Eskiden mahalle aralarında, düğünlerde ya da bayramlarda efeler özel giysilerini kuşanır; heybetli ve ağırbaşlı duruşlarıyla zeybek ve kılıç-kalkan oyunlarını sergilerdi. Afyonkarahisar’ın beldelerinde oynanan “kırık havalar” ise belirli ritmik kurallar çerçevesinde icra edilir. Örneğin 9/8’lik aksak usuldeki “Hezin Hezin Gir Kapıdan” adlı türkü eşliğinde, oyuncular şimşir kaşıklarıyla ritim tutarak sade ve asil figürlerle sahne alırlar.
Kuralları Olan Bir Oyun Geleneği
Bu geleneksel oyunlarda, kesin kurallar söz konusudur: Oyuncular hoplamaz, zıplamaz; dizleri aşırı bükmez; göbek ya da gerdan oynatmaz. Gövde dik durur, hareketler yumuşak ve ritmiktir. Eller ve dizler arasında uyum içinde yapılan küçük ama etkili figürlerle oyun sürdürülür. Oyunu hem erkekler hem de erkek kıyafetiyle kadınlar icra eder.
Türkülerde Sevda, Ağırlık ve Zarafet Var
Afyonkarahisar’ın halk oyunlarına eşlik eden türküler de bölgenin ruhunu yansıtır. “Haydi Güzelim” gibi zeybek havaları, yiğitliğin ve zarafetin sembolüdür. “Dam Başına Asa Koymuş” ve “Hezin Hezin Gir Kapıdan” gibi türkülerde ise sevda, ayrılık, bekârlık sitemi ve halkın iç dünyası dile getirilir. Özellikle “Fadik Türküsü”, hem ezgisi hem sözleriyle halk arasında özel bir yere sahiptir.
Kültürel Bir Miras Yaşatılıyor
Afyonkarahisar’da halk oyunları, sadece geçmişin izlerini taşımakla kalmıyor, aynı zamanda bugünün kültürel mirasını da şekillendiriyor.
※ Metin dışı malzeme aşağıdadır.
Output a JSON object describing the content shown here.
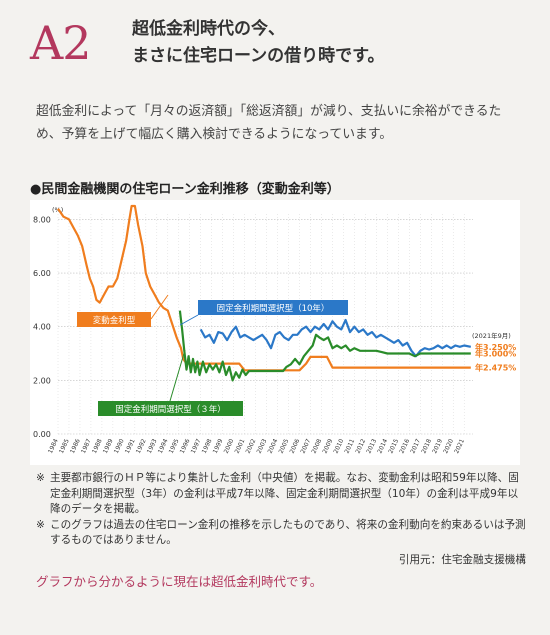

Genç kuşaklar tarafından öğrenilen ve yaşatılan bu oyunlar, yöre halkının kimliğini oluşturan değerli birer miras niteliğinde.
“Gezsen Afyon, Dinlesen Bir Türküsünü, Oynasan Bir Zeybeğini…”
Afyonkarahisar’da halk oyunları, bir eğlenceden çok daha fazlasını ifade ediyor: Toplumsal hafızayı, kültürel sürekliliği ve geçmişten bugüne taşınan bir Anadolu geleneğini…
İşte bu yüzden, Afyonkarahisar’ı anlamak için sadece gezmek yetmez; bir türküsünü dinlemek, bir zeybeğini izlemek gerekir.